Addendum: Megan McArdle, the business and economics editor for The Atlantic, poohs-poohs the statistical analysis of the study. She makes an insightful comparison between the selected prognosticators and how well mutual fund managers do over time:

…my finance profs taught me that the top mutual funds in a given year are not any more likely to show up as next year's top funds.  Indeed, they may be less likely to do well the next year.  Why?  Because funds have strategies, which do better or worse depending on market conditions.  The funds that do well in a given year are probably the funds that were especially well positioned to show outsized fluctuations in response to whatever changed that year–but that also means that they're especially likely to do lose money when those conditions change.  Because the flucuations are a random walk, they do not vindicate the fund manager's strategy or perspicacity–but they may seem to, temporarily.

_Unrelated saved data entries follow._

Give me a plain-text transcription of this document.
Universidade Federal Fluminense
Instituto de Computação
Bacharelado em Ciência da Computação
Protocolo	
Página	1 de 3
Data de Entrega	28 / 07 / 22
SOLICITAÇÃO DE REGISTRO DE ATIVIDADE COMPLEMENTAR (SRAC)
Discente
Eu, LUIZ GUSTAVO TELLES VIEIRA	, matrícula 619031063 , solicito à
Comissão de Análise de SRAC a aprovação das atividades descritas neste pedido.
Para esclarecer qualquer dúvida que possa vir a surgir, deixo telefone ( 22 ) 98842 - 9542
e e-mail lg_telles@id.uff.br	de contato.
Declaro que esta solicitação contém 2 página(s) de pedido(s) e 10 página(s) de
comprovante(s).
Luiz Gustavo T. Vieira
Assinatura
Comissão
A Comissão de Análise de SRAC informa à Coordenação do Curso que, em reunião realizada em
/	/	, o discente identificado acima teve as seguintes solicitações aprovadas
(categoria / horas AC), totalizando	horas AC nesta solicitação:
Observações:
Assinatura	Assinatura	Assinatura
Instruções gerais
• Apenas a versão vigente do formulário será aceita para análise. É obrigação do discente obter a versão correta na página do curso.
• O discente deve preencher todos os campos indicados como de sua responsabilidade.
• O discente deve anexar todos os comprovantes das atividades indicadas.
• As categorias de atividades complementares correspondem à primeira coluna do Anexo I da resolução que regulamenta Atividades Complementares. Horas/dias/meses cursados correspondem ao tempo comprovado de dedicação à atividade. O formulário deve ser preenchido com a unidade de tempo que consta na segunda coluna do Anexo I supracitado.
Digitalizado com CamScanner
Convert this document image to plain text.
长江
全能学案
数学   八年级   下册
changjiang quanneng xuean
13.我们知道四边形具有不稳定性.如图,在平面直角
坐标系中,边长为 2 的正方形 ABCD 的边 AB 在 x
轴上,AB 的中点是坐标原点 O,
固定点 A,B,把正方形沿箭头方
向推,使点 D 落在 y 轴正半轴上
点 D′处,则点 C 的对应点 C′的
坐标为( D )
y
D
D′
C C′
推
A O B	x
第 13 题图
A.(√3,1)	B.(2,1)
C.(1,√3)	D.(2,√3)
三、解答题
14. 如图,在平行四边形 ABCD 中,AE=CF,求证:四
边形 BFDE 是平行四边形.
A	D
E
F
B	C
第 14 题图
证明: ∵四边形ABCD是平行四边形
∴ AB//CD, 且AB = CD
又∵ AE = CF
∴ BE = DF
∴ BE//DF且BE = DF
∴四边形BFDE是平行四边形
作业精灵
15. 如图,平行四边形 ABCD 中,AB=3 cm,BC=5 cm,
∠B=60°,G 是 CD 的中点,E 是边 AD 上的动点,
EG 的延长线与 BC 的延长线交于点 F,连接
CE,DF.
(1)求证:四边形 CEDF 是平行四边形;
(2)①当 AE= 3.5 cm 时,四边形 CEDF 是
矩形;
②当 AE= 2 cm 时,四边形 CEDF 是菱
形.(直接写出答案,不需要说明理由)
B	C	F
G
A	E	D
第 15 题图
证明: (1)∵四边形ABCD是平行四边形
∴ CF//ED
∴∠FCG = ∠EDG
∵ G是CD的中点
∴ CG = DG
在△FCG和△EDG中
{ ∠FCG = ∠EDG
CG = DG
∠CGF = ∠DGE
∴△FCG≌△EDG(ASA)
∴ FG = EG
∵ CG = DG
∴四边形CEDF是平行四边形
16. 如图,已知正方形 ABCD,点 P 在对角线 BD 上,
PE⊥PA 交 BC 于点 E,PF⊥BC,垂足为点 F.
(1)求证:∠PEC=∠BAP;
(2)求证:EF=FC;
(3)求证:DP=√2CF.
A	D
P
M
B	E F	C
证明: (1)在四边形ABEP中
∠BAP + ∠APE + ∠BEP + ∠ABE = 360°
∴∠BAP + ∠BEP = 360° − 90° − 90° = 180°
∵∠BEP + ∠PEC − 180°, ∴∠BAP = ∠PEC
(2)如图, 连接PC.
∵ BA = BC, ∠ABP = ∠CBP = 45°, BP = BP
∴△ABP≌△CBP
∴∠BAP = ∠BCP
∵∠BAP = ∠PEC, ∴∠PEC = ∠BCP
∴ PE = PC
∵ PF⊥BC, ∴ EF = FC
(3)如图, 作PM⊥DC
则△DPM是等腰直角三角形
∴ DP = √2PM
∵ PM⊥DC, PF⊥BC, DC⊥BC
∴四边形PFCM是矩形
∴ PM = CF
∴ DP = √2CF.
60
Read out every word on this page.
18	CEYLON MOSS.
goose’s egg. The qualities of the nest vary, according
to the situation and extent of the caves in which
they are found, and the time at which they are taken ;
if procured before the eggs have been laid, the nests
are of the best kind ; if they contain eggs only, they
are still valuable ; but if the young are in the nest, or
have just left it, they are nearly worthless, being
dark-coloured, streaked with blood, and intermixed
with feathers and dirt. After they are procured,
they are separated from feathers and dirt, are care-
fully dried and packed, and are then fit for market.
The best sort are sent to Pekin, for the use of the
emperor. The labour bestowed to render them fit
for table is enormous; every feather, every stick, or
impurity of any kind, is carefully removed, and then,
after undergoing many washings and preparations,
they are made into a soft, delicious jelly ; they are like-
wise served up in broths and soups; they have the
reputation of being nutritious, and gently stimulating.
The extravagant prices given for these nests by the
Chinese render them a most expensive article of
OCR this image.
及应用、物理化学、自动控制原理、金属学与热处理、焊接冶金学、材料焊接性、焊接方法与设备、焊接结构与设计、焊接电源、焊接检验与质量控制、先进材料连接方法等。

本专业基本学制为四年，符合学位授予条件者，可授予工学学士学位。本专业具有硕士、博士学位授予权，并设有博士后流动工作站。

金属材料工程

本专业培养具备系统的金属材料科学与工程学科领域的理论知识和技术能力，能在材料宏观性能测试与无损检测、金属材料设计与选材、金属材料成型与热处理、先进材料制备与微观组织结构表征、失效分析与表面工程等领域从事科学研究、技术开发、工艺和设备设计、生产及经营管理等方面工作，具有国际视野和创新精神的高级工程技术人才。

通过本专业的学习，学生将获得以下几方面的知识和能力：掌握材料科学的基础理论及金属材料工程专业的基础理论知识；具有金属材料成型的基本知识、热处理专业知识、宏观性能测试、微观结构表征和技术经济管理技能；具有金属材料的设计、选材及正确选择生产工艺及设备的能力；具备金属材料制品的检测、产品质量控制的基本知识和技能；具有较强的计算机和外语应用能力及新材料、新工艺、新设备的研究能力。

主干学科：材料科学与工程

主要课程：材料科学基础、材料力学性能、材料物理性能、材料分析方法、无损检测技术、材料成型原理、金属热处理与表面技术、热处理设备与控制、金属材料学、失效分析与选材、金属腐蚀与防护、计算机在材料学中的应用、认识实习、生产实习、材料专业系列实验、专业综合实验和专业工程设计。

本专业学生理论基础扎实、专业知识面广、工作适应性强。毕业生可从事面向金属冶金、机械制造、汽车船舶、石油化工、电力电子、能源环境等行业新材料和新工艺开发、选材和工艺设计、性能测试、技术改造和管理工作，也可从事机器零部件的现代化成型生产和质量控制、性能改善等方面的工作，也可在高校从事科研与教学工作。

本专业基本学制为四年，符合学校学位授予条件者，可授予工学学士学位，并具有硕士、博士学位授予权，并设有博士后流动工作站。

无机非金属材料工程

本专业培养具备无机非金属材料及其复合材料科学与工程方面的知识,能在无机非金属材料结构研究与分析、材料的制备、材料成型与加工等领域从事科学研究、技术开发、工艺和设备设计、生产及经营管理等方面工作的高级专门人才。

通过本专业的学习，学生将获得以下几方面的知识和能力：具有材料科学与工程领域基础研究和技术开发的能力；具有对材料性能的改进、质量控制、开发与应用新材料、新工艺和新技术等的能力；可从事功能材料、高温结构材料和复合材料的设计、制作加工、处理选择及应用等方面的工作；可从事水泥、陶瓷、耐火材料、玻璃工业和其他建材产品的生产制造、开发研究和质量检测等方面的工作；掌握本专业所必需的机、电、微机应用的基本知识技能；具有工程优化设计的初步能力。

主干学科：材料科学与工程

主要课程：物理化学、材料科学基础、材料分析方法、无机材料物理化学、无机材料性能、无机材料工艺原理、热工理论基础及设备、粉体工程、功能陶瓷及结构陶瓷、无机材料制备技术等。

Which may cast some light on why liberal pundits did especially well in this test.  If you were the sort of person who is systematically biased towards predicting a bad end for Republicans, and a rosy future for Democrats, then election year 2008 was going to make you look like a genius.  If you were the sort of person who takes a generally dim view of anything Democrats get up to, then your pessimism was probably going to hit more often than it missed.

It would be interesting to go back and look at the same group in the year running up to 2010.  But even then, it would tell us very little.  To do any sort of a true test, we'd have to get a bunch of these prognosticators to all make predictions about the same binary events, over a lengthy period of time, and then see how they fared over a multi-year period. I suspect that they'd end up looking a lot like mutual fund managers: little variation that could be distinguished from random variance.

It would be cheaper and just as accurate to hire one of those dart throwing monkeys, I guess.

Disclosure: While I still read op/ed pages, I have not tuned into the Sunday morning political talk shows for a number of years now. Also, I have a niece who will be graduating from Hamilton this month. She studied geology and archaelogy and did not participate in the research.